Bild: Zusammenarbeit läuft im Ameisenreich
Görlitz taz | Wer einmal in ein Ameisennest hineinschaut, sieht die Wildnis
im Mikrokosmos. Chaotisch scheinen die Ameisen hin und her zu laufen, die
eine schleppt einen Kiesel heraus, die andere ein Samenkorn hinein, zwei
rasen aufeinander zu, beschnuppern sich, drehen ab. Unsichtbar folgen die
Ameisen einem Plan. Mit Duftstoffen weisen sie auf Futter hin – mit
Giftstoffen verwirren sie Gegnerinnen im Krieg.
Ameisen jagen Mücken, Falter und Fliegen, sammeln Samen und schleppen tote
Ameisen zu ihrer letzten Ruhestätte. Ameisen machen Raubzüge, besetzen die
Territorien der konkurrierenden Arten und schneiden mit
gartenscherenartigen Gebissen die Arme und Antennen der anderen ab.

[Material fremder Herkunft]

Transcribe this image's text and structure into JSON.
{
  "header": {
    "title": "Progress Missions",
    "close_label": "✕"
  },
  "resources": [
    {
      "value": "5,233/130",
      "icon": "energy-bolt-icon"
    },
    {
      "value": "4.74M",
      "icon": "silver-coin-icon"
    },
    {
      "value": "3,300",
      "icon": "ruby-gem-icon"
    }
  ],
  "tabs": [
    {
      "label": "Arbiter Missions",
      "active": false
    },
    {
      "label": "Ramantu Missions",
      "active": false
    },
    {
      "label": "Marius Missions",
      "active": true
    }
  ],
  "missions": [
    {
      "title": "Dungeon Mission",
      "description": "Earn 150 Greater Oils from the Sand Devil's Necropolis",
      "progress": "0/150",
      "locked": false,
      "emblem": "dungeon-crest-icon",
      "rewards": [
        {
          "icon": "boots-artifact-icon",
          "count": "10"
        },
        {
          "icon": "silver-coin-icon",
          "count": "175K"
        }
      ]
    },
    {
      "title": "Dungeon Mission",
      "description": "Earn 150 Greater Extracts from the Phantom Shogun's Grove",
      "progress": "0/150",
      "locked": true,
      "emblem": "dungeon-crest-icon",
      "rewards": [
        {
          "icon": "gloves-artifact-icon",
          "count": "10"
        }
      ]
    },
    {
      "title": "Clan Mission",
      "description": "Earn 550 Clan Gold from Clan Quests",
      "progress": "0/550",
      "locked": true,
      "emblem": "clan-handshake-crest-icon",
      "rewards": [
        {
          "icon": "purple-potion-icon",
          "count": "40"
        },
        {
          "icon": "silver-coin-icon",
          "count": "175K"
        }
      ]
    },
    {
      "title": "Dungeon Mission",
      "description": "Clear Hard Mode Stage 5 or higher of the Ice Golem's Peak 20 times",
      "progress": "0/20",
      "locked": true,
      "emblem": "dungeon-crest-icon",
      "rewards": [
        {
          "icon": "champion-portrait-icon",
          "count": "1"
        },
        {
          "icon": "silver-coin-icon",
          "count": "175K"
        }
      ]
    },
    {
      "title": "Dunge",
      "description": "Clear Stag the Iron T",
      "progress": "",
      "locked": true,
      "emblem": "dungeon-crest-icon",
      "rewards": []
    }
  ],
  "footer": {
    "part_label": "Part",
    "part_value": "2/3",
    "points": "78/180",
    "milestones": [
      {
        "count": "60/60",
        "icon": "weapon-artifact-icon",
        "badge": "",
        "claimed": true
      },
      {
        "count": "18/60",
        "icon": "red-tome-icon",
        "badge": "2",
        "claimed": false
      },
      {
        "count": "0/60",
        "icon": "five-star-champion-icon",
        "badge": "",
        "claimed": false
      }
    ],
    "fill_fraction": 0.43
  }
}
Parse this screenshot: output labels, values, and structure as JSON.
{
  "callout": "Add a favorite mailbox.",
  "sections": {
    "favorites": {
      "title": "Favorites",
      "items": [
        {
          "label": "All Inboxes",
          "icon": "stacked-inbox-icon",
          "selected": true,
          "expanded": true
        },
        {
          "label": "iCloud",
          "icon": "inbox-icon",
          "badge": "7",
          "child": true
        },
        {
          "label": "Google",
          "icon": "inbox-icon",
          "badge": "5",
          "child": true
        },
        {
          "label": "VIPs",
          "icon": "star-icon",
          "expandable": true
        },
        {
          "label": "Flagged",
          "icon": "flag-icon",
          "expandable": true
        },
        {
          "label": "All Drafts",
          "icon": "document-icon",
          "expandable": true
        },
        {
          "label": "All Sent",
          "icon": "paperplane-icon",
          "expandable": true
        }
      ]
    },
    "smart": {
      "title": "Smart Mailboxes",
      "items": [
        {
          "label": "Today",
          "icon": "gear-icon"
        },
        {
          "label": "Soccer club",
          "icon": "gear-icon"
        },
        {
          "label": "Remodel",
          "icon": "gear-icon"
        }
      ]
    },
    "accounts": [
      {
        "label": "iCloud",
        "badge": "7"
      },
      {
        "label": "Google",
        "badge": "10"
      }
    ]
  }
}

Und Ameisen können noch viel mehr: Holzameisen züchten Pilze und halten
sich Blatt- und Wurzelläuse, weil die Honigtau liefern – für die Holzameise
nicht nur Leibspeise, sondern wichtiger Baustoff für ihre Nester.
Waldameisen schichten im Winter Myriaden von Kiefernnadeln,
Fichtenzweiglein, Holzstückchen zu einem Hügel, der in extremen
Kälteregionen die Größe einer Einzimmerwohnung haben kann.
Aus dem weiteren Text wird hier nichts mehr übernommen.